OPL系の音源チップでは、リズム音モードにおいても各リズム音のF-number*8を指定する必要があるが、MSX-AUDIO拡張BASICではこのパラメータが正しく設定されておらず、音程が低すぎて聴感上リズム音としてはほぼ役に立たない。*9
なんでこんな事が起きたかというと、Y8950(およびOPL)のアプリケーションマニュアルには「リズム音をちゃんと鳴らすにはch7~9のBlock/F-number/Multipleを適切な設定値にしてね」としか書かれておらず、「適切な設定値」が何なのかわからんようになっているからではないかと思われる。その点、OPLLのアプリケーションマニュアルには以下のように具体的な設定値が書かれていてわかりやすい。
f:id:madscient:20130520000647p:plain
というわけで、OPLLのアプリケーションマニュアルに掲載されている推奨値*10MSX-AUDIOに適用すると以下のようになる。
f:id:madscient:20130520000646p:plain
これと、前述のOPLL内蔵音色の移植を実装すれば、MSX-MUSIC用に書かれた多くのBASICプログラムをかなり忠実にMSX-AUDIOに移植できるはずである。*11

その他のトリビア

  • 「FS-CA1の音声出力はステレオのように見えるが、実は内部で繋がっていて両方同じ音が出ている。」というネタが語り草になっているが、実はも何も、あのでかい筐体(というか、一連のA1用横長カートリッジのシリーズ)の前面には内部ブロック図が書かれていて、2つの音声出力に同じ物が出ていることも明示されていたりする。それどころか、マニュアルの音声出力端子の説明にも「音声出力端子(モノラル)2個あります。」と明記されている。何故か赤と白の端子になってはいるが、もともとモノラル端子が2個あるだけで誰もステレオなんて言っていない。赤と白だからといって勝手にステレオだと思い込む方が悪いのである。
  • FS-CA1の内蔵ソフトの正式名称は「MSXミュージックシステム」である。
  • MSX-AUDIOのVOICEコマンドでは、音色定義を配列変数から直接設定することができる。DISK-配列変数間のCOPYコマンド*12と組み合わせると意外と便利。
  • YAMAHAのMSX最終機種yis805のカタログには、一時期「MSX-AUDIO(オプション)搭載可能」と書かれていたことがある。そのため、YAMAHAスロット用のMSX-AUDIO拡張ユニットを発売する予定があったものと思われる。*13
  • MSX-MUSIC/AUDIO拡張BASICのVOICE命令は、モード1(リズム音有効)でも9chぶん指定できる。その場合、リズム用音色が指定された音色に書き換えられ、リズム用MMLで(ノイズ混じりの)楽音が鳴る。*14

*1:MSX-MUSICのBIOSは新規開発だが、拡張BASICのFM音源部分についてはほぼMSX-AUDIOの流用である。

*2:あくまで音が鳴るだけ、だが。

*3:OPL2におけるWS=1に相当。

*4:0,2,3,4,5,6,9,10,12,14,16,23,24,33,48の15音色

*5:FM-PACだと$6E00あたり。内蔵機種ではメーカーごとに違う。

*6:1chipMSXにも内蔵されてるOPLL互換音源。

*7:もちろん本物のYM2413とは違っている可能性がある。

*8:発音する音程を決めるために指定するパラメータで、基準クロックに対する周波数比を設定する。設計の古いOPMとかでは音程をオクターブ+音名で指定する。
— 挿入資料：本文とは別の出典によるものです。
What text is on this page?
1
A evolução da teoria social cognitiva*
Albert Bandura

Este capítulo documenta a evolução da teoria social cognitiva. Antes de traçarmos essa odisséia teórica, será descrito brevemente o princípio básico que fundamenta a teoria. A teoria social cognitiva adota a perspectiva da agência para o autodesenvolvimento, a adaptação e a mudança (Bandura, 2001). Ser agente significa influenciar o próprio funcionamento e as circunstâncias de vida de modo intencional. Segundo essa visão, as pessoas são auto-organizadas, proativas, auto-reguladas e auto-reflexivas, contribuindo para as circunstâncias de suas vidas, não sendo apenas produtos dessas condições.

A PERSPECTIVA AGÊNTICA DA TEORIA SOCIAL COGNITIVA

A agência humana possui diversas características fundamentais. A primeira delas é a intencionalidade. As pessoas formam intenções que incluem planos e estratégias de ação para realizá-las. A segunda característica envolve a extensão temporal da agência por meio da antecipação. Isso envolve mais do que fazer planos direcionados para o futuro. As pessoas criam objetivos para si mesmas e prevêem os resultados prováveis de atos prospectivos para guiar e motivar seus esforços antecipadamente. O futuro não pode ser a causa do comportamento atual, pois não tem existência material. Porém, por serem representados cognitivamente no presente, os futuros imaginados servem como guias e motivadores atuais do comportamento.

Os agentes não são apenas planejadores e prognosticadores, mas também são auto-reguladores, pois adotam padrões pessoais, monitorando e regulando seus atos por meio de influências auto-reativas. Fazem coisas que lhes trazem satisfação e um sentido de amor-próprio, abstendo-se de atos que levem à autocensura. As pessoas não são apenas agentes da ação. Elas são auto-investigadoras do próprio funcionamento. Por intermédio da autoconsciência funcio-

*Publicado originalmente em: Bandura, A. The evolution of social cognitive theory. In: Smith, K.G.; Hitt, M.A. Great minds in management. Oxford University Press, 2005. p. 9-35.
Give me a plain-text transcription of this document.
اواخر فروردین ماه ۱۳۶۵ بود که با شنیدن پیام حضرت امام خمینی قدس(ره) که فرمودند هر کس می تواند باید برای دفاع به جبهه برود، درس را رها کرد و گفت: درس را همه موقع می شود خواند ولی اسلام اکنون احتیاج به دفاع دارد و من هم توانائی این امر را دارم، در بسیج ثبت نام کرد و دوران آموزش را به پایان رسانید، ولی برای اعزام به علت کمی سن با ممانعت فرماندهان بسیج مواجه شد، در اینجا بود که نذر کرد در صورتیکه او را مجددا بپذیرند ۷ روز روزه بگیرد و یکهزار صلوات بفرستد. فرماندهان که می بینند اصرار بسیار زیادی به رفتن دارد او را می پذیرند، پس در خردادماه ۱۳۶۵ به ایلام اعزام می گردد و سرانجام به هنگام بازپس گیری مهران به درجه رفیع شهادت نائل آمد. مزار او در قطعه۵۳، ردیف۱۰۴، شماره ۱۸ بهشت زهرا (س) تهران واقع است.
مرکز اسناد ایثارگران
*9:そのため、MSX-AUDIO用のBASICプログラムではFM9音モードで@29~@33のドラム音色をMML中で切り替えたり、FMを使わずにADPCMに任せるなど、標準のリズム音を使った例がほとんど無い。

*10:MSX-MUSICを始め多くのOPLL採用システムでこの推奨値が使われているが、推奨したヤマハ自身はPSS-140等のOPLL搭載機でこの推奨値を使っていない。

*11:あくまでMUSIC拡張BASICのリズムMMLをそのまま移植する場合。MSX-AUDIOネイティブなら、FM3chも潰してリズム音出すより、PSGやADPCMを活用した方が良い。

*12:MSX-BASIC ver2.0以降。

*13:この時、FS-CA1未発売である。しかも、yis805の拡張スロットには物理的にFS-CA1が刺さらない。

*14:無論、何の役にも立たない。